Salt is NOT the enemy everyone thinks it is:

http://reason.com/archives/2001/05/02/weird-science

The REAL problems in our diet are sugar and refined carbs.

NOW IF THEY GET RID OF THE CHEMICALS IN THE PROCESSING OF THE PRODUCT AND PESTICIDES IN THE FEED GIVEN TO THE ANIMALS, WE STAND A CHANCE OTHERWISE I BELIEVE THAT THE FOOD COMPANIES GET YOU SICK WITH THE JUNK IN THEIR PRODUCT THEN THE DRUG COMPANIES TRY TO FIX THE PROBLEM AND DO NOT! GROW ORGANIC IN YOUR YARD AND DO NOT EAT PROCESSED MEATS OF ANY KIND!!!
PROTEST AND TAKE A STAND FOR OUR HEALTH! IT IS OUR ONLY WEALTH!!!

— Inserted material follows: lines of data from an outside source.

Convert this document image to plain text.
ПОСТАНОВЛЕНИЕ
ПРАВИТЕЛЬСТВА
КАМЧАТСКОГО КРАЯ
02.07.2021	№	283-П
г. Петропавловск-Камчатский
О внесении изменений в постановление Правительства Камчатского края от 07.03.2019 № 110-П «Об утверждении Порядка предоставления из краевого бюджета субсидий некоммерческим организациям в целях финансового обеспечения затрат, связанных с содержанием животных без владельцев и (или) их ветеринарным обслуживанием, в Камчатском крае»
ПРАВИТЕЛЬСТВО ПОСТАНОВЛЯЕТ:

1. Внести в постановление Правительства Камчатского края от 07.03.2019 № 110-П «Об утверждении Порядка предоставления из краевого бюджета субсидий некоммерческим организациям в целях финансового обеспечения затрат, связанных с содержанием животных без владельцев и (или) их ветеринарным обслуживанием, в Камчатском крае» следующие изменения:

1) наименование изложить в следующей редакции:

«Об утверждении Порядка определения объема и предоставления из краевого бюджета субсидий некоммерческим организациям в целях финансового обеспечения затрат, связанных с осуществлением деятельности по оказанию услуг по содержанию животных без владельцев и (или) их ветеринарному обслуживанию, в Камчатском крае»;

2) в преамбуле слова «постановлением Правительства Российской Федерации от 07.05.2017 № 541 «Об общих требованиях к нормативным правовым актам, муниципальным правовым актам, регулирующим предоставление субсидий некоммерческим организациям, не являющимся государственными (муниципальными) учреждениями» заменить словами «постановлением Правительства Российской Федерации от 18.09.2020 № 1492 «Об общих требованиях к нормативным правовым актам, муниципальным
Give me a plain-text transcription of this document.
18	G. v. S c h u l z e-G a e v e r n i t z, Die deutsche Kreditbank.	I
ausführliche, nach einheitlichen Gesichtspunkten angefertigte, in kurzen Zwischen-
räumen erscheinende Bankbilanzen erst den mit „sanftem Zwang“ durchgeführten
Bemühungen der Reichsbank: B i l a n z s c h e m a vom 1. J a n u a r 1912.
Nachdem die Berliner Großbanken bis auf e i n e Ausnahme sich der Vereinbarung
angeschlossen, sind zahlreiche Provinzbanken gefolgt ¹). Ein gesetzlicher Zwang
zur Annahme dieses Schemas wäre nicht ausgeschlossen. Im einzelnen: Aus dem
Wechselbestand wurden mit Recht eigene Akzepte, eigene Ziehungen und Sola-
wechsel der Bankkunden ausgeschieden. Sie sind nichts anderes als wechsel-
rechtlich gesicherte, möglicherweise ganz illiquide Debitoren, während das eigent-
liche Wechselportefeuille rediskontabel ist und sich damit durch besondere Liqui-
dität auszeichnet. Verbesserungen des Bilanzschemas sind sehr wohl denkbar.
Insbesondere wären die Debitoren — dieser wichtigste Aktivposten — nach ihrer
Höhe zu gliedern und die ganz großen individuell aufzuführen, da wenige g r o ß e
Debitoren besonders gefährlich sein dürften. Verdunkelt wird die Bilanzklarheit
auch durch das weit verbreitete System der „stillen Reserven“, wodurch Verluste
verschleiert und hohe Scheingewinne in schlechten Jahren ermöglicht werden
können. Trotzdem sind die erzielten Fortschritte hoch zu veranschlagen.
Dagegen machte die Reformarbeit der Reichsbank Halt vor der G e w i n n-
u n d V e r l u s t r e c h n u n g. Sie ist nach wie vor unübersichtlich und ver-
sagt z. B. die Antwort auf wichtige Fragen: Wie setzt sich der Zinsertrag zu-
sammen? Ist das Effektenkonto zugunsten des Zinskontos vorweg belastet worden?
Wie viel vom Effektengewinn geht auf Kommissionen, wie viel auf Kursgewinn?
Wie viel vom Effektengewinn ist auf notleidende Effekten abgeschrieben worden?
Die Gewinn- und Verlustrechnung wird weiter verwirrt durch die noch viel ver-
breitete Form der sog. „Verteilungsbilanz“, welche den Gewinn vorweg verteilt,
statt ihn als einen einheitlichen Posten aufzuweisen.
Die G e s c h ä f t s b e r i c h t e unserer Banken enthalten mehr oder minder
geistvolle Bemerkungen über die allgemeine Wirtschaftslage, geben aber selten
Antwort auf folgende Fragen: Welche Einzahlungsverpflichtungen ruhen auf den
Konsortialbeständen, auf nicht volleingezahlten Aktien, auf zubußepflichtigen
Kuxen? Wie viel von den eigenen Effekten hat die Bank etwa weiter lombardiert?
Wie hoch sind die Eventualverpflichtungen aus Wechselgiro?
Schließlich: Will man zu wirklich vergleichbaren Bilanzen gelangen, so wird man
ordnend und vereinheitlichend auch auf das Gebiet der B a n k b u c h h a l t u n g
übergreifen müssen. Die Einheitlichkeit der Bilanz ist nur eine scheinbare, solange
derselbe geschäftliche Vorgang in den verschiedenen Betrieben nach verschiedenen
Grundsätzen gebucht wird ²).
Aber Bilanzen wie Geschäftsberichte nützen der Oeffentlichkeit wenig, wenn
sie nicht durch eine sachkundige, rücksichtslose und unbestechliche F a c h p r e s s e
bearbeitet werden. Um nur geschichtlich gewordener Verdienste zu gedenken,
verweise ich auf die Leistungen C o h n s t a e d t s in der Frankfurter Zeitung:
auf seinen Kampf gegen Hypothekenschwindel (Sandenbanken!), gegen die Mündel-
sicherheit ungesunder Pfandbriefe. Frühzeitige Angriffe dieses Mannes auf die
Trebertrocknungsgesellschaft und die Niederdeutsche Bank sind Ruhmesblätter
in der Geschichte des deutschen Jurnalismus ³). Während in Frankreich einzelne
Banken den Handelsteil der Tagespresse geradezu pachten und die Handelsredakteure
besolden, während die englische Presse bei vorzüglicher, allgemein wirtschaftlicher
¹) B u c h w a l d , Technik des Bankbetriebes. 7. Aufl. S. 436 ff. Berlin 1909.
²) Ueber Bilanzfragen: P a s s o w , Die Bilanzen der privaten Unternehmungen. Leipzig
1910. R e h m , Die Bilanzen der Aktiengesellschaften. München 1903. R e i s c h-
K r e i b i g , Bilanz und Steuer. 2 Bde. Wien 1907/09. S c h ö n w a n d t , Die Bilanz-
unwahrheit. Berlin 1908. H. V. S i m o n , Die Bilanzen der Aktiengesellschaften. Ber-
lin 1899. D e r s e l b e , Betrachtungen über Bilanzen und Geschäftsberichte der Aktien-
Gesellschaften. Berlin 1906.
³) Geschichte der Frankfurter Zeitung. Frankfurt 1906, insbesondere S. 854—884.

This certainly is a good start. However, our food supply has so much salt, fat, and sugar in it, that this development won't make much a dent in the national food problem.

By way of example, to visualize the problem, if you drink one 12-ounce can of soda (sugared drink) a day this is the amount of sugar you will consume in one year: http://bit.ly/awEpYV.

Kindest regards,

Ken Leebow
http://www.FeedYourHeadDiet.com

Adam is correct the scientific research DOES NOT support the government's and health agencies recommendations to reduce salt intake in the healthy population; salt is only a problem for a small percentage of salt sensitive individuals.